第765話 【風帝】VS【次元龍】②

 黒き水と清き風の領域がライファーを飲みこまんと流れ込む。


 2つの力の流れに自然の力が膨張を始めているのだ。


(流石【帝王】クラスの相手だな、油断をしていると寝首をかかれるやも知れん)


 このレベルの相手に油断などする気はないが、負ける気もさらさらない。


 あくまでも慢心すると危ない程度の相手なので問題はないはずだ。


「ふぅ...」


 と息を吐いて彼女に近づく。


 すると彼女も我に近づいてきた。


「行くわよ」


「いつでも」


 我の言葉と共に風の刃が巻き起こる!!


 わざわざ距離を詰めたと言うのに初手が魔法攻撃とはな。


 無論それも警戒の内だ。


 すぐさま砂鉄の壁を作り上げて攻撃を受け止め、すかさず瘴気によるステータスダウンを狙う。
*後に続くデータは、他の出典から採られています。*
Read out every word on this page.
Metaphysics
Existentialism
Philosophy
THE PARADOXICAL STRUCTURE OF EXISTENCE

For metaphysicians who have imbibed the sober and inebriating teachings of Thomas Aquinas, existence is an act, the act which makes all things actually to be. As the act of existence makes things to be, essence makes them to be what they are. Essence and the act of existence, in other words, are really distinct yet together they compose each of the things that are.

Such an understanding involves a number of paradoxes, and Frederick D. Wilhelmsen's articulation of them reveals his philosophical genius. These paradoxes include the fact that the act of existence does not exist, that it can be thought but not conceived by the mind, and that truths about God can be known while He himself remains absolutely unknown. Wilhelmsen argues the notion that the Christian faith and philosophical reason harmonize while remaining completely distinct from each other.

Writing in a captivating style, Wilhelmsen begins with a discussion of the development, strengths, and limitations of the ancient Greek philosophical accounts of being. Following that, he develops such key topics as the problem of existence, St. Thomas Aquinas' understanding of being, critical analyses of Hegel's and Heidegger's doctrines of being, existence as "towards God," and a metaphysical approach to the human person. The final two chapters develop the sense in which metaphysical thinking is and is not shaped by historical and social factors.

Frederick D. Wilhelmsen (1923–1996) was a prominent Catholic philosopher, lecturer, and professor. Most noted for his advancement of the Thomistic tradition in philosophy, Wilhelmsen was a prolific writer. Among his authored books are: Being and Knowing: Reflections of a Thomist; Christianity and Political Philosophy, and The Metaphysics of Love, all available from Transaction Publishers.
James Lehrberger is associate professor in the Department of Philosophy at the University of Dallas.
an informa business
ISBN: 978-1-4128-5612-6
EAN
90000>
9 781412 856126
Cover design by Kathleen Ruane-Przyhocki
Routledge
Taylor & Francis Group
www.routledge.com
 いかにライファーと言えども瘴気をまともに浴びてしまえば能力の弱体化は免れない。


 瘴気による弱体化から身を守れた者は【大帝】を除けば他に存在しないのだ。


 確実に奴の体を蝕み体の機能を奪って行く。


 我はそれまで持久戦を仕掛ければいいのだ。


 敢えて強力な技は選ばず、簡易的な攻撃ばかり行うのはそう言った意味合いもある。


 奴の魔法を砂鉄の壁や水の流れで躱し続けて時間をかける。


「【次元龍】ともあろう者が私程度に臆したのかしら?」


 などと煽られるが問題ない。


「そうだな、無駄に魔力を消耗したくないんだ」


「そう言う割には魔法を使わされていると思うんだけど?」


 確かに多少の魔力は使わされているのだが、この程度ならば問題ない。


 ある程度を時間をかけて奴の動きが鈍ったのを確認する。


(そろそろ...か)


 我は【あまみん☆=バスターDD】に魔力を送り込み力を与えた。


 すると奴は急に距離を取って我を警戒し始める。


「そろそろ本領発揮と言う訳ね」


「そう言う事だ」


 我は魔力の篭る刃の切先を奴に突き付けながら一歩踏み出すのでした。